Sunday, October 29, 2006
2:14 PM
an obscene amount of alcohol

i swear we are all on the verge of turning into alkies.
drinking way to much for our own good.
dee got pretty happily high
laughing and rolling all over the place
but it was a good fun i guess
though its time to learn that alcohol does not work for me

the mangled body of the poor centipede that found its way into the toilet
had quite good time firing shots at our (not so) innocent victim
yes
the stupid things we do.

Friday, October 27, 2006
12:46 AM

the poster is very very badly put together. Surely you can put in more effort than this.
Where is the focus? Why can't there be love to execute better cut-outs?

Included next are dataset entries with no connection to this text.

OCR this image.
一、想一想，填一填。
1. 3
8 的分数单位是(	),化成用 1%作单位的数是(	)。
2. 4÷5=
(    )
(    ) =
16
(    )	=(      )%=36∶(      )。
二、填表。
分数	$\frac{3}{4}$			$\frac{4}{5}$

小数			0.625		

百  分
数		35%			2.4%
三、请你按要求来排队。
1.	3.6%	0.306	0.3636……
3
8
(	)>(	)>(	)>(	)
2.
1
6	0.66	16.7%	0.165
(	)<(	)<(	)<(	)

so well i admit that it wasnt the best piece of work i have ever done.
but to say that i didnt put in enough effort is just plain unfair.
to fail our entire project
well
fuck la. am just speechless okay.
sigh. i really cant afford to fail anymore
am just way fucking screwed.

Thursday, October 26, 2006
1:04 AM
"i dont want you to do things for me...
i want you to do things with me!"
eva in 'guess who'


i closed my eyes for a moment and its another sunset
time seems to hurry on with its own agenda
pushing unceasing onward along its path
and i have left behind panting and chasing a shadow

some moments i feel almost like a bird with wings
free to soar high into the clouds
and to greet the sun as it kisses the earth
and bathes me in her warm embrace
and i beckon with a welcoming smile.

others, all i see is the darkness
too strong and overwhelming as the weight presses down on my shoulders
and i see the rusted metal chains holding me down
locking me in place on the ground
withing those four empty walls
starring blankly back at me.

thank you for making me smile.

Saturday, October 21, 2006
7:18 PM
those special nights are always rare
littered sparsely across the calander.
but i guess thats precisely the reason that makes them even more valuable.

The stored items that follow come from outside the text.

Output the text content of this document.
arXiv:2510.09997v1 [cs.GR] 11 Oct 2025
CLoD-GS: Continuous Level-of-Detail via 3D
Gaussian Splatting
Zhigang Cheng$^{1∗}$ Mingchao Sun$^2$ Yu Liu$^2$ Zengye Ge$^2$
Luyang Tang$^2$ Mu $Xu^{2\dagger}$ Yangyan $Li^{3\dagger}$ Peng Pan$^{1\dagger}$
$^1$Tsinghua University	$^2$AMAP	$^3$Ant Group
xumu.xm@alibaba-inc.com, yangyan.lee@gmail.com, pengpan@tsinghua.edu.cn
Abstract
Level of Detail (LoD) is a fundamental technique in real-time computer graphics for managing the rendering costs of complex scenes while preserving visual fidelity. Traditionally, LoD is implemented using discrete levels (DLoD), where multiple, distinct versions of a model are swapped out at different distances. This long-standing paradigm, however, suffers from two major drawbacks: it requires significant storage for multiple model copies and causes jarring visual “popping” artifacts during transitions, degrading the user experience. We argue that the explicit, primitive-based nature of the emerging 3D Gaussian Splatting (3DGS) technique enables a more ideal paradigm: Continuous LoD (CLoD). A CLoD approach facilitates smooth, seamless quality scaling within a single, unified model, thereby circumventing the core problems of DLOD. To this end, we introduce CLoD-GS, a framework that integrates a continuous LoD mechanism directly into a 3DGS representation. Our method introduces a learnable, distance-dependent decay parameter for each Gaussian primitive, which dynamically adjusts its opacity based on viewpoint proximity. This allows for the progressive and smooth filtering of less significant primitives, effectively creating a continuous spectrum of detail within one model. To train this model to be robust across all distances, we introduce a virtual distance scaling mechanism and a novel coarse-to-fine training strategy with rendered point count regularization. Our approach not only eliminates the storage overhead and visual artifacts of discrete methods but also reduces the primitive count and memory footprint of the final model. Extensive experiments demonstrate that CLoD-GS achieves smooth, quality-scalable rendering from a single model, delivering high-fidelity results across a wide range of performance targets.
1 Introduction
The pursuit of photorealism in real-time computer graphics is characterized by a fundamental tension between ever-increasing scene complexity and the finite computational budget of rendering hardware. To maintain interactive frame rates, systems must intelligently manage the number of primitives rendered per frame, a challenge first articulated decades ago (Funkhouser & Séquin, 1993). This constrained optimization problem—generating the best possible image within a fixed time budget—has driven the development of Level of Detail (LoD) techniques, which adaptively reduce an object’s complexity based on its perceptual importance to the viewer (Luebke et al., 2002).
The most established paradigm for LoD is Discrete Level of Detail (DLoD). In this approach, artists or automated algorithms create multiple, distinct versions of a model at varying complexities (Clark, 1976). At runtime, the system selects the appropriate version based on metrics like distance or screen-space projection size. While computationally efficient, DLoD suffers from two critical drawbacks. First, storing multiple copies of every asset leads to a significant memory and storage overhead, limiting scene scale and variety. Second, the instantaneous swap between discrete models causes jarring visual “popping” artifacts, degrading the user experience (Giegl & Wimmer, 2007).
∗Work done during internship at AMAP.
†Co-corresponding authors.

for a moment i felt removed from the scene
like detached myself to look in on all of them laughing and screaming
and trying their best to inflict torture on each other
the stupid bitching and scratching
the snide remarks that no one really means
to see every ones faces
hear the cacaphony of voices
and just then
i felt blessed
that i had the privillage of their company
that i had the chance to rant rave and be stupid
and be loved no matter what a bitch i was
no matter my actions or my decisions
they would still be there.
no matter.

and i am grateful.

Friday, October 20, 2006
8:41 PM
i cannot even begin to express how relieved i am that this harrowing insanely busy week has come to an end.
to add even more joy to this glorious celebration
i can bask in the knowledge that i do not ever have to touch a DV camera again for the rest of my years in CS and of cos
no more final cut pro HD-
which i swear is close to becoming the bane of my existence.
i was not made out for EBM and this experience has more than engraved that fact in stone and sealed my fate.

203 and 226 left
and then its all over for this sememster.
glorious.
i need a break.

come back home.

Tuesday, October 17, 2006
5:14 PM
happy birthday mel

its been a crazy weekend
despite the fact that it took about every ounch of energy i have
it has left me with enough happy juice to last through this week.
*fingers crossed*
well at least i hope it will last this week is insanely trying with all my projects due
and loads of filming and editing to do.

tracy: promise promise i'll be done soon. ALMOST there.

i need a haircut.
and i desperately need to lose weight and tan.

Friday, October 13, 2006
1:18 AM
i wish i could say it doesnt bother me
but it does
its this annoying feeling and emotion that keeps gnawing at me and refuses to go away.
i detest myself for being this way.

i need to watch my surroundings before i shoot my mouth off.
am never ever gonna show my face in front of hedwig again.
argh.
am so totally mortified and embarrassed
at that moment i wished i i could have just dropped over the railing and disappeared

Tuesday, October 10, 2006
3:22 AM
some day when we are older
i might regret my actions or the way that i have lived my life
but i will look back
and there will be some memories that i will smile
and i shall remember that despite all the tears and all the fears
i lived. i laughed. and you made me smile.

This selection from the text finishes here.